Now medals, history books, photograph albums and our memories are all that remain of the war experiences of Bert Jones and Murray Newman.

Bert died in 2000 aged 93 and Murray in 2007 aged 88, both gentlemen and warriors who outlived their wives with trademark dignity, courage and fortitude, and continued to make a good fist of it until the end.

Neither of my grandfathers ever attended an Anzac parade, and neither had I until after Bert died, but, urged on by respectful great-grandchildren, I now occasionally stand at the back of one.

It's a solemn reminder of those who came before me. I stand and wonder: what will happen to the stories I and other grandchildren the world over have been told?
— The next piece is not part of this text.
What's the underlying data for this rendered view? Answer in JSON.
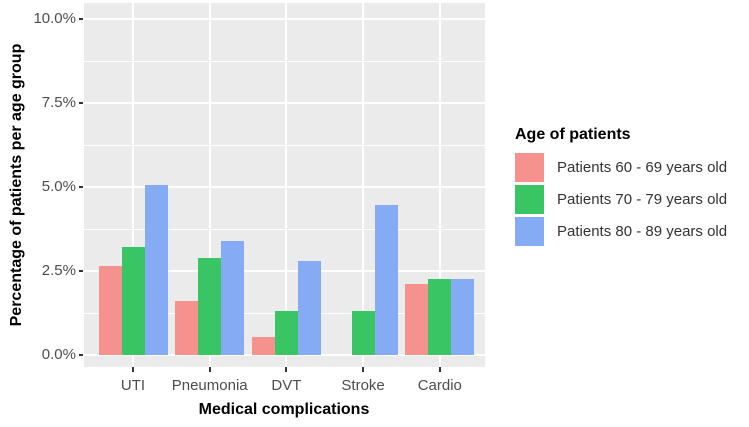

Like my grandfathers, I'll keep such confidences close to me and share the odd one, proud to be descended from men who were not just bastions of manhood, but, surely, of all humanity.

 

 

CAPTIONS:

Murray and Rena Newman, in the 1990s, at Timaru.

Mopping up at Falamai ... a photo from the book Stepping Stones to the Solomons: The Unofficial History of the 29th Battalion with the Second New Zealand Expeditionary Force in the Pacific. The soldier turning to look at the soldiers lying on the beach at Falamai, on Mono Island, is believed to be Bert Jones. He remembers being on that precise spot when an Allied bulldozer (possibly American), buried a group of Japanese soldiers who were firing at Allied soldiers. Photo by the Ministry for Culture and Heritage.

Murray Newman (at front left) on leave in Italy, at the Colosseum, in Rome.

Murray Newman and Bert Jones.

Bert and Alma Jones on their orchard at Coal Creek, Roxburgh.